Jake didn’t remember telling Sam that he was coming to Idaho. But Sam and John were closer friends and kept in more regular touch than he and Sam did. Sam was Jake’s brother, and they were close, in their way, but Sam tended to bring up shit that Jake had no desire to rehash. By unspoken agreement, their conversations were confined to discussions about Mercy and their next vacation. When they saw each other at whatever locale they had decided on for the year, there were more unspoken rules. No talk about work, no talk about Faithful, and absolutely no talk about the past.
Jake walked to the front of the truck and leaned his ass against the bumper, pulling the wool knit cap out of his pocket and tugging it over his ears. Jesus, it was fucking cold. His east Tennessee blood wasn’t used to this. Where the hell was Sam? This whole thing was more than a tad screwy. But Sam had never asked him for anything—not when he’d left home for the Marines before the ink was dry on his high school diploma, not when he’d been wounded and sent back home, and not when he’d, once again, left Faithful for college in DC with his purple heart, his Marine Commendation Medal, and his VA student benefit letter stuffed in his pocket.

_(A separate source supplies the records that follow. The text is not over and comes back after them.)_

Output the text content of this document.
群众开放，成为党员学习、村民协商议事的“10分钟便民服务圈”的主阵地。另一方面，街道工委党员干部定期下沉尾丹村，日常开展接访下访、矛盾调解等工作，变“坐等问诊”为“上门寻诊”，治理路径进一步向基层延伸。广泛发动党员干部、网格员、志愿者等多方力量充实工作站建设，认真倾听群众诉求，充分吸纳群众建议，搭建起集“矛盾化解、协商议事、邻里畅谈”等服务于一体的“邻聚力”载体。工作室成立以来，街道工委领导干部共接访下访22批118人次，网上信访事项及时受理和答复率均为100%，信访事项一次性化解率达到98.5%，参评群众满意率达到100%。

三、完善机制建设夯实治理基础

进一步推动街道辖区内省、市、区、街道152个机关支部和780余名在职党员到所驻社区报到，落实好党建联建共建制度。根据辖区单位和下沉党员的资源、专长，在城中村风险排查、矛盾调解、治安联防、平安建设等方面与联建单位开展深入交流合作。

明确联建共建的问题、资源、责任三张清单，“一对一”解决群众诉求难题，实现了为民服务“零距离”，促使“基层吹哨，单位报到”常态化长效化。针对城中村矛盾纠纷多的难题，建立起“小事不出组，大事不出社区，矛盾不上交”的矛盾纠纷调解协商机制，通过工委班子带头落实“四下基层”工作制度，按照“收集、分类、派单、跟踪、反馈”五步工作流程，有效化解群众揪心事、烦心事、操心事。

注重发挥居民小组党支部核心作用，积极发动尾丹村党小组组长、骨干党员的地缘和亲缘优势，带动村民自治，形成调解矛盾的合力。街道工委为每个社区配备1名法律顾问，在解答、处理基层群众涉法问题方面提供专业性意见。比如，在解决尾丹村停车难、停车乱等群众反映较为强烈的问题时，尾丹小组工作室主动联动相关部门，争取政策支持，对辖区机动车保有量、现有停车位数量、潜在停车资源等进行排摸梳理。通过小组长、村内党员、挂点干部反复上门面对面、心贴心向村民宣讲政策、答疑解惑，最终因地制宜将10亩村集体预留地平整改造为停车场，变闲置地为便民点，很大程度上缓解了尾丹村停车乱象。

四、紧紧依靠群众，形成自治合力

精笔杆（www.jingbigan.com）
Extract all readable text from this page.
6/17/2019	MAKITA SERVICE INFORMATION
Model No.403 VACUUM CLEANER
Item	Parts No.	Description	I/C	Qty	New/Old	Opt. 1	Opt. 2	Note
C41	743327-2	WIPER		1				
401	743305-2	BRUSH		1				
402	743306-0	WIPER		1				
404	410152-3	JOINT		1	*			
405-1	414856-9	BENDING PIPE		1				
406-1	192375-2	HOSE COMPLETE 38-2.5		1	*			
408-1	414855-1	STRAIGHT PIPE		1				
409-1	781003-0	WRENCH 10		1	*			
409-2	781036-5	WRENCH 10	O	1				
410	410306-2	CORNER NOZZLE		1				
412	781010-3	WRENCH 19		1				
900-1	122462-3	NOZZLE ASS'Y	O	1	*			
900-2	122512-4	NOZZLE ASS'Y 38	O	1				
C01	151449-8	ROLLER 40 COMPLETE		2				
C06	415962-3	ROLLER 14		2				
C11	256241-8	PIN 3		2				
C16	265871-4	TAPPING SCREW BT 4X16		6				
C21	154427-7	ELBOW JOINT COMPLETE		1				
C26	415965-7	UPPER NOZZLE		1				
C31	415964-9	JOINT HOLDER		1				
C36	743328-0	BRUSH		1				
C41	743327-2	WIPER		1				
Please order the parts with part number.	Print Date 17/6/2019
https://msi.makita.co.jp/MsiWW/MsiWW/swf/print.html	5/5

So when Sam had called and asked him to move his trip to Idaho up a couple of months, with the explanation that he needed urgent help with a case, Jake hadn’t really asked a lot of questions. The day Sam had called, Jake had been slammed in the clinic with everything from the flu to the usual winter maladies that struck his poorer patients, and operating on very little sleep. Sam had sounded uncharacteristically intense, a thread of something in his voice that Jake had never heard before. He had agreed, got the minimum information that Sam offered, and didn’t ask for details.
In the subsequent twenty-four hours, Jake had been busy making the most urgent house calls, getting Grace to check in on Mercy, giving Delilah instructions about their more serious patients, and prepping the truck and trailer for the trip to the Salmon River Mountains of Idaho. Then he had driven the distance nearly straight through, stopping only a couple of times for a few hours’ sleep. He hadn’t liked the sound of his brother’s voice. Sam was an FBI special agent. He didn’t lose his cool, and he didn’t ask his small-town-doctor brother for help.
During the long hours in the truck, Jake had turned over and over the questions that had persistently poked at him that he had failed to ask. Sam had said he had a colleague that needed to get to DC, but the guy needed to lay low for a few weeks first, which meant no airline, no bus, and no public transportation that could be traced. Sam needed a safe place that was off the grid and untraceable for the agent to stay. Jake had thought wryly at the time that Faithful was about as “off the grid” as a person could get and still be in America. Sam had said that he couldn’t take care of it because “something had come up,” and he needed to go directly to DC. When Jake had asked why the Bureau didn’t use their private transport, Sam had just grunted “long story” and asked if he would help.
The plan had been for Jake to pick up the mare at the auction, check into the boarding motel, and get things settled with the horse. Sam was to meet him there in a couple of days. But Jake hadn’t even checked in before he had received his brother’s text.
Exit 92, Blackfoot exit. Sunset Motel on right, parking lot. Meet me now. Urgent.
So there he stood in the cold darkness of a motel parking lot outside of Blackfoot, Idaho, with no real clue about who his traveling companion was, why the guy was going to be with him, or where he was going to put him once they got back to Tennessee. And his nuts felt as if they were in the bottom of a sub-zero meat locker.